In Glatt, the court applied the six-factor test set used by the Department of Labor (“DOL”) and determined that two unpaid interns who worked on production of Black Swan were improperly classified and did not come within the “trainee” exception to the FLSA’s coverage. Instead, the interns should have been classified as employees subject to the FLSA and NYLL. Specifically, in applying the DOL test, the court found that:
The internship was not similar to training in an educational environment because the interns did not receive any formal training or education, or acquire any new skills aside from those specific to the Black Swan back office during the internship;
The internship had only incidental benefit to the interns – resume value and references– which were not the result of the structure of the internship, and that Fox also benefitted from the unpaid work;
The interns displaced regular employees and performed tasks that would have otherwise been performed by regular employees, such as obtaining documents for personnel files, picking up paychecks for coworkers, tracking and reconciling purchase orders, making copies, and running errands, among other low-level tasks;
Fox received immediate advantages from the activities of the interns, and there is no evidence that the interns impeded work;
The interns were not entitled to a job at the conclusion of the internship; and
The parties understood that the interns were not entitled to wages for time spent in the internship, although the court noted that this factor was not determinative.

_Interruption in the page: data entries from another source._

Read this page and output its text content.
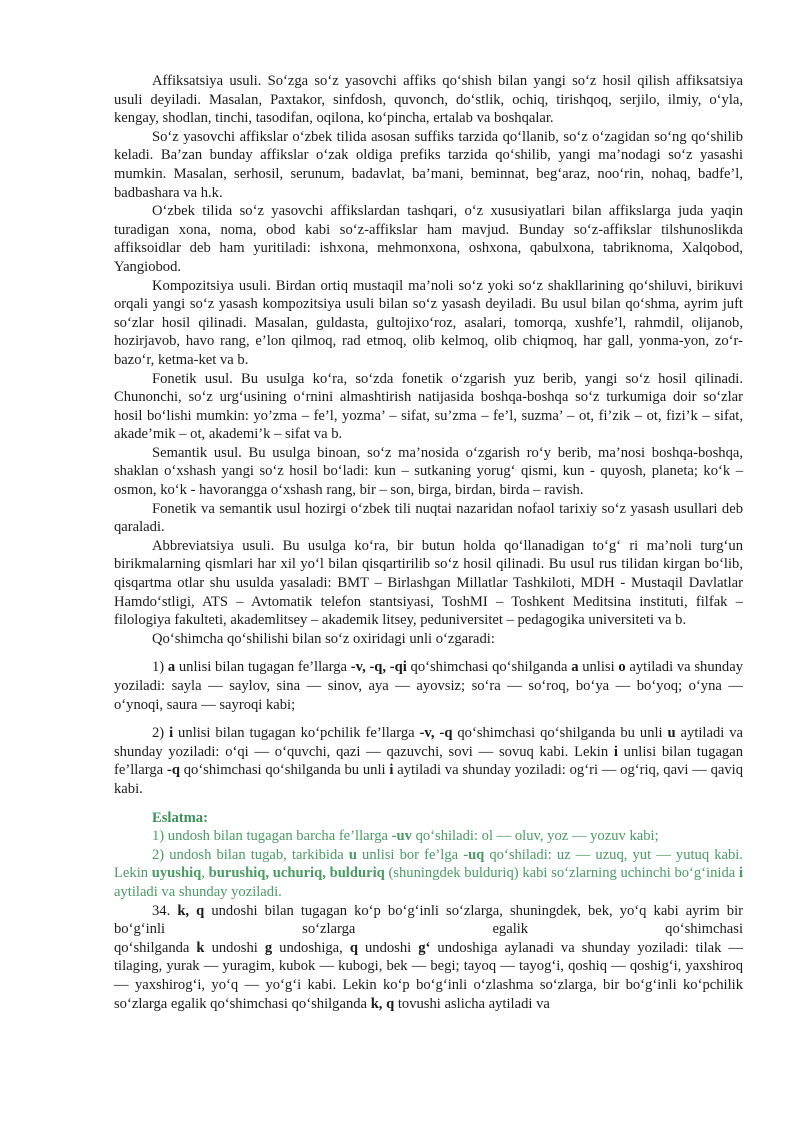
Affiksatsiya usuli. So‘zga so‘z yasovchi affiks qo‘shish bilan yangi so‘z hosil qilish affiksatsiya usuli deyiladi. Masalan, Paxtakor, sinfdosh, quvonch, do‘stlik, ochiq, tirishqoq, serjilo, ilmiy, o‘yla, kengay, shodlan, tinchi, tasodifan, oqilona, ko‘pincha, ertalab va boshqalar.

So‘z yasovchi affikslar o‘zbek tilida asosan suffiks tarzida qo‘llanib, so‘z o‘zagidan so‘ng qo‘shilib keladi. Ba’zan bunday affikslar o‘zak oldiga prefiks tarzida qo‘shilib, yangi ma’nodagi so‘z yasashi mumkin. Masalan, serhosil, serunum, badavlat, ba’mani, beminnat, beg‘araz, noo‘rin, nohaq, badfe’l, badbashara va h.k.

O‘zbek tilida so‘z yasovchi affikslardan tashqari, o‘z xususiyatlari bilan affikslarga juda yaqin turadigan xona, noma, obod kabi so‘z-affikslar ham mavjud. Bunday so‘z-affikslar tilshunoslikda affiksoidlar deb ham yuritiladi: ishxona, mehmonxona, oshxona, qabulxona, tabriknoma, Xalqobod, Yangiobod.

Kompozitsiya usuli. Birdan ortiq mustaqil ma’noli so‘z yoki so‘z shakllarining qo‘shiluvi, birikuvi orqali yangi so‘z yasash kompozitsiya usuli bilan so‘z yasash deyiladi. Bu usul bilan qo‘shma, ayrim juft so‘zlar hosil qilinadi. Masalan, guldasta, gultojixo‘roz, asalari, tomorqa, xushfe’l, rahmdil, olijanob, hozirjavob, havo rang, e’lon qilmoq, rad etmoq, olib kelmoq, olib chiqmoq, har gall, yonma-yon, zo‘r-bazo‘r, ketma-ket va b.

Fonetik usul. Bu usulga ko‘ra, so‘zda fonetik o‘zgarish yuz berib, yangi so‘z hosil qilinadi. Chunonchi, so‘z urg‘usining o‘rnini almashtirish natijasida boshqa-boshqa so‘z turkumiga doir so‘zlar hosil bo‘lishi mumkin: yo’zma – fe’l, yozma’ – sifat, su’zma – fe’l, suzma’ – ot, fi’zik – ot, fizi’k – sifat, akade’mik – ot, akademi’k – sifat va b.

Semantik usul. Bu usulga binoan, so‘z ma’nosida o‘zgarish ro‘y berib, ma’nosi boshqa-boshqa, shaklan o‘xshash yangi so‘z hosil bo‘ladi: kun – sutkaning yorug‘ qismi, kun - quyosh, planeta; ko‘k – osmon, ko‘k - havorangga o‘xshash rang, bir – son, birga, birdan, birda – ravish.

Fonetik va semantik usul hozirgi o‘zbek tili nuqtai nazaridan nofaol tarixiy so‘z yasash usullari deb qaraladi.

Abbreviatsiya usuli. Bu usulga ko‘ra, bir butun holda qo‘llanadigan to‘g‘ ri ma’noli turg‘un birikmalarning qismlari har xil yo‘l bilan qisqartirilib so‘z hosil qilinadi. Bu usul rus tilidan kirgan bo‘lib, qisqartma otlar shu usulda yasaladi: BMT – Birlashgan Millatlar Tashkiloti, MDH - Mustaqil Davlatlar Hamdo‘stligi, ATS – Avtomatik telefon stantsiyasi, ToshMI – Toshkent Meditsina instituti, filfak – filologiya fakulteti, akademlitsey – akademik litsey, peduniversitet – pedagogika universiteti va b.

Qo‘shimcha qo‘shilishi bilan so‘z oxiridagi unli o‘zgaradi:

1) a unlisi bilan tugagan fe’llarga -v, -q, -qi qo‘shimchasi qo‘shilganda a unlisi o aytiladi va shunday yoziladi: sayla — saylov, sina — sinov, aya — ayovsiz; so‘ra — so‘roq, bo‘ya — bo‘yoq; o‘yna — o‘ynoqi, saura — sayroqi kabi;

2) i unlisi bilan tugagan ko‘pchilik fe’llarga -v, -q qo‘shimchasi qo‘shilganda bu unli u aytiladi va shunday yoziladi: o‘qi — o‘quvchi, qazi — qazuvchi, sovi — sovuq kabi. Lekin i unlisi bilan tugagan fe’llarga -q qo‘shimchasi qo‘shilganda bu unli i aytiladi va shunday yoziladi: og‘ri — og‘riq, qavi — qaviq kabi.

Eslatma:

1) undosh bilan tugagan barcha fe’llarga -uv qo‘shiladi: ol — oluv, yoz — yozuv kabi;

2) undosh bilan tugab, tarkibida u unlisi bor fe’lga -uq qo‘shiladi: uz — uzuq, yut — yutuq kabi. Lekin uyushiq, burushiq, uchuriq, bulduriq (shuningdek bulduriq) kabi so‘zlarning uchinchi bo‘g‘inida i aytiladi va shunday yoziladi.

34. k, q undoshi bilan tugagan ko‘p bo‘g‘inli so‘zlarga, shuningdek, bek, yo‘q kabi ayrim bir bo‘g‘inli so‘zlarga egalik qo‘shimchasi

qo‘shilganda k undoshi g undoshiga, q undoshi g‘ undoshiga aylanadi va shunday yoziladi: tilak — tilaging, yurak — yuragim, kubok — kubogi, bek — begi; tayoq — tayog‘i, qoshiq — qoshig‘i, yaxshiroq — yaxshirog‘i, yo‘q — yo‘g‘i kabi. Lekin ko‘p bo‘g‘inli o‘zlashma so‘zlarga, bir bo‘g‘inli ko‘pchilik so‘zlarga egalik qo‘shimchasi qo‘shilganda k, q tovushi aslicha aytiladi va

While the plaintiffs to whom the court’s ruling applied did not seek class certification, the court granted another plaintiff’s motion for class certification of her NYLL claims and conditional certification of the FLSA claims. In doing so, the court found that: (1) the class was sufficiently numerous because it included at least 40 plaintiffs whose information was not easily identifiable by plaintiffs; (2) there are common questions or law and fact relating to the DOL’s six-factor test; (3) the plaintiff’s claims are typical of the class because she participated in the same internship program administered by the same set of recruiters as all class members and was classified as an unpaid intern like all class members; (4) plaintiff’s interest are not antagonistic to those of the class; (5) common issues of liability predominate over any individual damages claims; and (6) class action is a more efficient mechanism than individual claims because of the relatively small recoveries available.
The court’s reference to the evidence presented in the case provides a good lesson for employers. The court noted an internal memo in which Fox stated that, in light of the DOL test, Fox would only provide paid internships unless a manager could comply with the six criteria provided by the DOL. The outcome in Glatt demonstrates employers must remain vigilant not only in maintaining proper policies on internships, but also in training and oversight of managers, to ensure compliance with the DOL’s six-factor test and the FLSA.